Ainda de acordo com a mãe da garota, a filha sempre conviveu com a implicância das colegas de turma, mas não com a gravidade dos últimos acontecimentos, sem violência física, apenas palavras. O motivo, de novo, seria as alunas a considerarem “debochada”.

“Minha filha disse que elas sempre implicaram com ela, mas nunca tinha chegado a esse ponto, era só com palavras”.

O que diz a Sedu
Em nota enviada à reportagem, a Secretaria de Estado da Educação (Sedu) explicou que, mesmo o fato tendo acontecido fora do ambiente escolar, as medidas cabíveis foram tomadas, conforme o Regimento Escolar.

A pasta informou também que as alunas foram ouvidas e, a pedido, transferidas para outras unidades.
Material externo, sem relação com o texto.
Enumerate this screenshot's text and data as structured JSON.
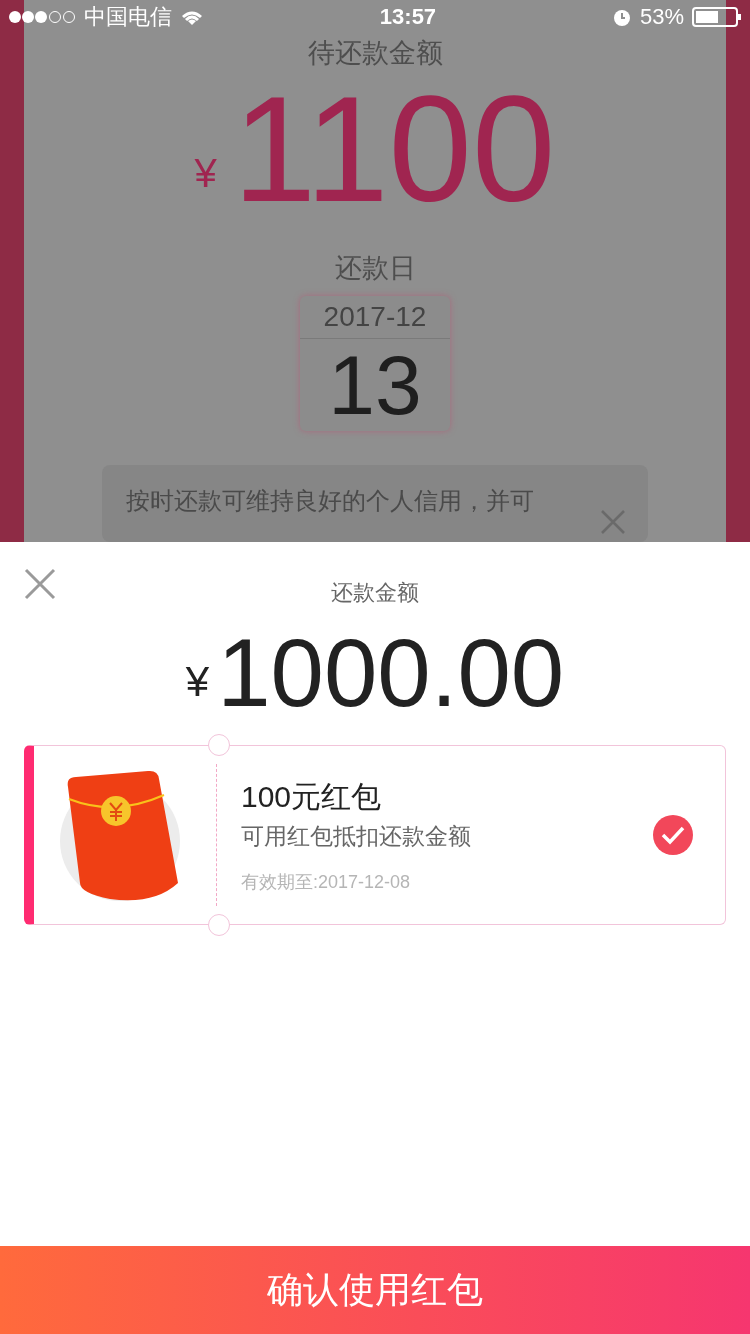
{
  "status_bar": {
    "carrier": "中国电信",
    "time": "13:57",
    "battery": "53%"
  },
  "background_page": {
    "amount_label": "待还款金额",
    "currency": "¥",
    "amount": "1100",
    "date_label": "还款日",
    "month": "2017-12",
    "day": "13",
    "notice": "按时还款可维持良好的个人信用，并可"
  },
  "sheet": {
    "title": "还款金额",
    "currency": "¥",
    "amount": "1000.00",
    "coupons": [
      {
        "title": "100元红包",
        "description": "可用红包抵扣还款金额",
        "validity": "有效期至:2017-12-08",
        "selected": true
      }
    ],
    "confirm_button": "确认使用红包"
  }
}
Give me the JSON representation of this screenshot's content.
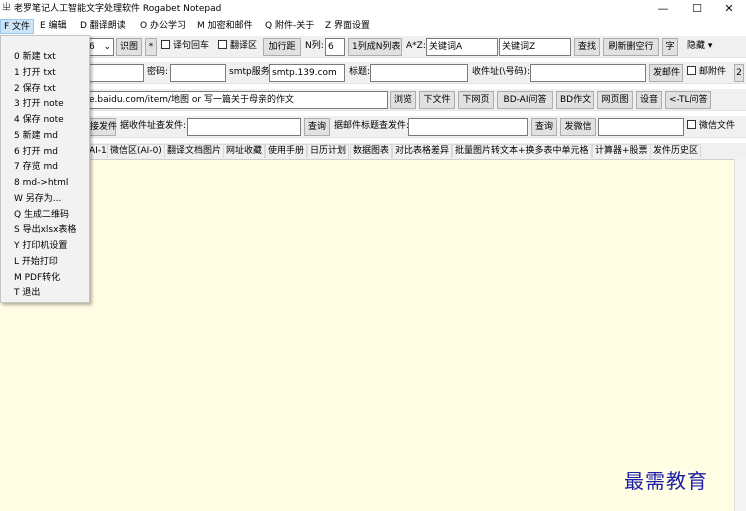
{
  "window": {
    "icon": "notepad-icon",
    "title": "老罗笔记人工智能文字处理软件 Rogabet Notepad",
    "minimize": "—",
    "maximize": "☐",
    "close": "✕"
  },
  "menubar": [
    "F 文件",
    "E 编辑",
    "D 翻译朗读",
    "O 办公学习",
    "M 加密和邮件",
    "Q 附件-关于",
    "Z 界面设置"
  ],
  "toolbar1": {
    "font_size": "6",
    "recognize": "识图",
    "star": "*",
    "wrap_label": "译句回车",
    "translate_area_label": "翻译区",
    "line_spacing": "加行距",
    "n_cols_label": "N列:",
    "n_cols_value": "6",
    "one_to_n": "1列成N列表",
    "az_label": "A*Z:",
    "keyword_a": "关键词A",
    "keyword_z": "关键词Z",
    "find": "查找",
    "refresh": "刷新删空行",
    "char": "字",
    "hide": "隐藏",
    "hide_arrow": "▾"
  },
  "toolbar2": {
    "password_label": "密码:",
    "smtp_label": "smtp服务",
    "smtp_value": "smtp.139.com",
    "subject_label": "标题:",
    "recipient_label": "收件址(\\号码):",
    "send_mail": "发邮件",
    "attach_label": "邮附件",
    "extra": "2"
  },
  "toolbar3": {
    "url_value": "e.baidu.com/item/地图 or 写一篇关于母亲的作文",
    "browse": "浏览",
    "download_file": "下文件",
    "download_page": "下网页",
    "bd_ai": "BD-AI问答",
    "bd_essay": "BD作文",
    "webpage_img": "网页图",
    "music": "设音",
    "tl_qa": "<-TL问答"
  },
  "toolbar4": {
    "send_btn": "接发件",
    "search_sender_label": "据收件址查发件:",
    "query1": "查询",
    "search_subject_label": "据邮件标题查发件:",
    "query2": "查询",
    "send_wechat": "发微信",
    "wechat_file_label": "微信文件"
  },
  "tabs": [
    "AI-1)",
    "微信区(AI-0)",
    "翻译文档图片",
    "网址收藏",
    "使用手册",
    "日历计划",
    "数据图表",
    "对比表格差异",
    "批量图片转文本+换多表中单元格",
    "计算器+股票",
    "发件历史区"
  ],
  "file_menu": [
    "0 新建 txt",
    "1 打开 txt",
    "2 保存 txt",
    "3 打开 note",
    "4 保存 note",
    "5 新建 md",
    "6 打开 md",
    "7 存览 md",
    "8 md->html",
    "W 另存为...",
    "Q 生成二维码",
    "S 导出xlsx表格",
    "Y 打印机设置",
    "L 开始打印",
    "M PDF转化",
    "T 退出"
  ],
  "watermark": "最需教育"
}
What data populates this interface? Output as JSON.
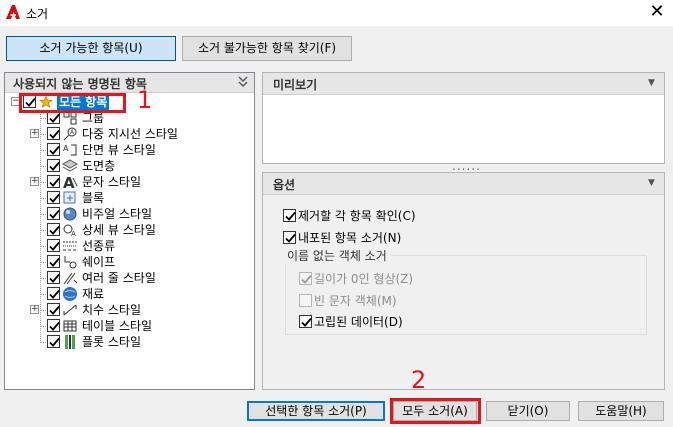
{
  "window": {
    "title": "소거",
    "close_glyph": "✕"
  },
  "tabs": {
    "purgeable": "소거 가능한 항목(U)",
    "find_nonpurgeable": "소거 불가능한 항목 찾기(F)"
  },
  "left_panel": {
    "header": "사용되지 않는 명명된 항목",
    "collapse_glyph": "❯❯",
    "root": {
      "label": "모든 항목",
      "checked": true,
      "selected": true,
      "icon": "star-folder-icon"
    },
    "items": [
      {
        "label": "그룹",
        "checked": true,
        "expandable": false,
        "icon": "group-icon"
      },
      {
        "label": "다중 지시선 스타일",
        "checked": true,
        "expandable": true,
        "icon": "multileader-icon"
      },
      {
        "label": "단면 뷰 스타일",
        "checked": true,
        "expandable": false,
        "icon": "section-view-icon"
      },
      {
        "label": "도면층",
        "checked": true,
        "expandable": false,
        "icon": "layers-icon"
      },
      {
        "label": "문자 스타일",
        "checked": true,
        "expandable": true,
        "icon": "text-style-icon"
      },
      {
        "label": "블록",
        "checked": true,
        "expandable": false,
        "icon": "block-icon"
      },
      {
        "label": "비주얼 스타일",
        "checked": true,
        "expandable": false,
        "icon": "visual-style-icon"
      },
      {
        "label": "상세 뷰 스타일",
        "checked": true,
        "expandable": false,
        "icon": "detail-view-icon"
      },
      {
        "label": "선종류",
        "checked": true,
        "expandable": false,
        "icon": "linetype-icon"
      },
      {
        "label": "쉐이프",
        "checked": true,
        "expandable": false,
        "icon": "shape-icon"
      },
      {
        "label": "여러 줄 스타일",
        "checked": true,
        "expandable": false,
        "icon": "multiline-icon"
      },
      {
        "label": "재료",
        "checked": true,
        "expandable": false,
        "icon": "material-globe-icon"
      },
      {
        "label": "치수 스타일",
        "checked": true,
        "expandable": true,
        "icon": "dimension-icon"
      },
      {
        "label": "테이블 스타일",
        "checked": true,
        "expandable": false,
        "icon": "table-icon"
      },
      {
        "label": "플롯 스타일",
        "checked": true,
        "expandable": false,
        "icon": "plot-style-icon"
      }
    ]
  },
  "preview": {
    "header": "미리보기",
    "arrow_glyph": "▼"
  },
  "options": {
    "header": "옵션",
    "arrow_glyph": "▼",
    "splitter_glyph": "......",
    "confirm_each": {
      "label": "제거할 각 항목 확인(C)",
      "checked": true
    },
    "purge_nested": {
      "label": "내포된 항목 소거(N)",
      "checked": true
    },
    "group_title": "이름 없는 객체 소거",
    "zero_length": {
      "label": "길이가 0인 형상(Z)",
      "checked": true,
      "disabled": true
    },
    "empty_text": {
      "label": "빈 문자 객체(M)",
      "checked": false,
      "disabled": true
    },
    "orphaned_data": {
      "label": "고립된 데이터(D)",
      "checked": true
    }
  },
  "buttons": {
    "purge_checked": "선택한 항목 소거(P)",
    "purge_all": "모두 소거(A)",
    "close": "닫기(O)",
    "help": "도움말(H)"
  },
  "annotations": {
    "step1": "1",
    "step2": "2",
    "color": "#e8141c"
  }
}
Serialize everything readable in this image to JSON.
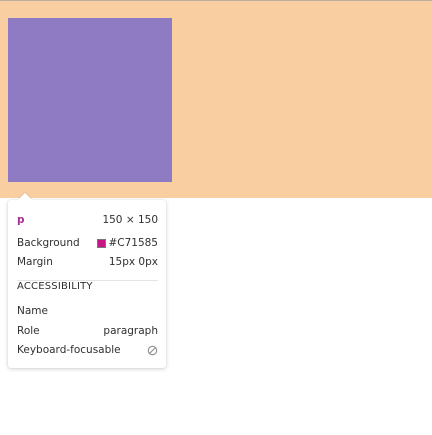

De acordo com a Secretaria da Superintendência Regional de Educação (Ser), vinculada à Sedu e responsável pelo comunicado, fazem parte do cronograma de atividades pedagógicas multidisciplinares desenvolvidas na rede estadual de ensino sobre respeito ao próximo, bullyng e outros temas relacionados à vida estudantil.

 

O que diz a Polícia Civil e o Conselho Tutelar
A Polícia Militar informou que o Centro Integrado Operacional de Defesa Social (Ciodes) recebeu informações de agressões praticadas por alunos de uma escola a uma menina no bairro Coronel Borges, na tarde do dia 19 de agosto.

No local, a equipe soube que as envolvidas já tinham ido embora. Elas não foram encontradas. Nesta quarta (24), a Polícia Civil informou que um boletim de ocorrência foi registrado e que a mãe da vítima seguia na Delegacia Especializada de Proteção à Criança e Adolescente e Idoso (DPCAI) do município.

Ainda segundo a Polícia Civil, a menina fez exame de corpo de delito. Ela e a mãe prestarão depoimento sobre o assunto ainda durante esta semana.

Ainda segundo a nota da PC, duas agressoras, menores de idade, não estão mais matriculadas no colégio.
O Conselho Tutelar de Cachoeiro de Itapemirim revelou que acompanha o caso e que não divulgará, por enquanto, quaisquer informações.